MAPK signal pathway is involved in modulating inflammatory action response to various stresses in progressive renal fibrosis. MAPK family consists of three major members, namely, the ERKs, JNKs, and p38 MAPKinases. In chronic kidney disease, P38 MAPK pathway is activated after UUO, and blockade of this signal reduces ECM accumulation and inflammation (Stambe et al. 2004). JNK is upregulated in response to kidney inflammation and subsequently increases MCP-1 expression to recruit inflammatory cells toward the damaged tubulointerstitium (de Borst et al. 2009). Meanwhile, MAPK-ERK1/2 is induced by ureteral obstruction, and inhibition of this pathway contributes to prevent progression of renal fibrosis (Rodriguez-Pena et al. 2008). Baicalein has been proven to attenuate inflammatory responses by inactivating p38 MAPK, JNK1/2, and NF-κB P65 signal pathways. In agreement with these studies, we demonstrated that baicalein prevented the ERK, JNK, and p38 MAPK activation in the obstructed kidneys. These results suggest that MAPKs and NF-κB inhibition are involved in the protective effects of baicalein in renal fibrosis.

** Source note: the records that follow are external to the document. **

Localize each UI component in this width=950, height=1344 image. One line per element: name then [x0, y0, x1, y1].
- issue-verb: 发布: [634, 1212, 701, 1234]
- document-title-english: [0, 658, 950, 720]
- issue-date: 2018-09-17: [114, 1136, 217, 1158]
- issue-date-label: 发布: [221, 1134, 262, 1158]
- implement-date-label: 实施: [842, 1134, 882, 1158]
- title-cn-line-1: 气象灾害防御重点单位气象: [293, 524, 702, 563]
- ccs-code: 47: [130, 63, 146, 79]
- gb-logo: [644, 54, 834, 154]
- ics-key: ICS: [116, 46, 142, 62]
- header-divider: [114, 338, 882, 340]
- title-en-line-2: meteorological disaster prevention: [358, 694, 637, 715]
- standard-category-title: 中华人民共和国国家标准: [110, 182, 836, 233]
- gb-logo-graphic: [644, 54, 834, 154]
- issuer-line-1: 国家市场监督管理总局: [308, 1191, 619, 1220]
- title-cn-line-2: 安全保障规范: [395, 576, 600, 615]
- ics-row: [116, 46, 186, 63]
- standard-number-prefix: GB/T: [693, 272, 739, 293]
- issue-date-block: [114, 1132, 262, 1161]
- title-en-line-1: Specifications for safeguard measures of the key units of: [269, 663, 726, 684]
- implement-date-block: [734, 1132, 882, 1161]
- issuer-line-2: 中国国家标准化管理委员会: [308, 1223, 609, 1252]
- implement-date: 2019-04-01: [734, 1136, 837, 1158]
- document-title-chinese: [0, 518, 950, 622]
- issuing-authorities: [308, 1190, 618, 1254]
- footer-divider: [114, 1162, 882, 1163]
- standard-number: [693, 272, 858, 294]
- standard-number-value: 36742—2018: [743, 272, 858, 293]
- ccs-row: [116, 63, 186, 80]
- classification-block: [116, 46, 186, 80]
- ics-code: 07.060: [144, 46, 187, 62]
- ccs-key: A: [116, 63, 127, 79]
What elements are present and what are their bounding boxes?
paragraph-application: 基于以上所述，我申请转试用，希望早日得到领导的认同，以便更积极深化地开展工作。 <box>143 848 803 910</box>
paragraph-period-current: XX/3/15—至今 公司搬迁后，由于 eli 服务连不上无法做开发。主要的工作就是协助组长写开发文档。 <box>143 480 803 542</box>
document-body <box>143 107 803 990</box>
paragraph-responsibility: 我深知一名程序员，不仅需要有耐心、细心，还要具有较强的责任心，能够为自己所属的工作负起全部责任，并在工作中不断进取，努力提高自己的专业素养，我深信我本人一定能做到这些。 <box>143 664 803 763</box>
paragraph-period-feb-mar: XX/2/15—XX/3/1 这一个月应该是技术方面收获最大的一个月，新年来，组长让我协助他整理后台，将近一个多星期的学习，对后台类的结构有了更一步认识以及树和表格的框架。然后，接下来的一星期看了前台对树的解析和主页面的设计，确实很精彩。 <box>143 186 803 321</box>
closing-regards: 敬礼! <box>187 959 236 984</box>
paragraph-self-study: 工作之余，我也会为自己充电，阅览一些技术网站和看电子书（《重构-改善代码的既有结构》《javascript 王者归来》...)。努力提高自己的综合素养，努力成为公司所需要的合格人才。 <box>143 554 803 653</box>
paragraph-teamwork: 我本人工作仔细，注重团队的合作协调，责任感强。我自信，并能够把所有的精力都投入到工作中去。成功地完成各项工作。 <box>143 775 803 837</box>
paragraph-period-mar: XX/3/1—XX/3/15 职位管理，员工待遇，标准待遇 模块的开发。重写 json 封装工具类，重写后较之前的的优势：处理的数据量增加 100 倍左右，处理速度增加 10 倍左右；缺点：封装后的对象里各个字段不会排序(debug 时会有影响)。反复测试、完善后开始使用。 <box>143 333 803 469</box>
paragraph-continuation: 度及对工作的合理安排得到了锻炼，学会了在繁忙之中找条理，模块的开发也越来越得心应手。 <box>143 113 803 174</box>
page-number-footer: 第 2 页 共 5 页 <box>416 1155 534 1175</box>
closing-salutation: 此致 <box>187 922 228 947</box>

In conclusion, this study identified direct anti-fibrotic effects of baicalein in obstructed nephropathy. The anti-fibrotic mechanisms of baicalein may involve its anti-inflammatory effects, mainly via blockade of NF-κB and MAPK signaling. These findings indicate that baicalein could be used as a therapeutic alternative for early intervention of renal fibrosis.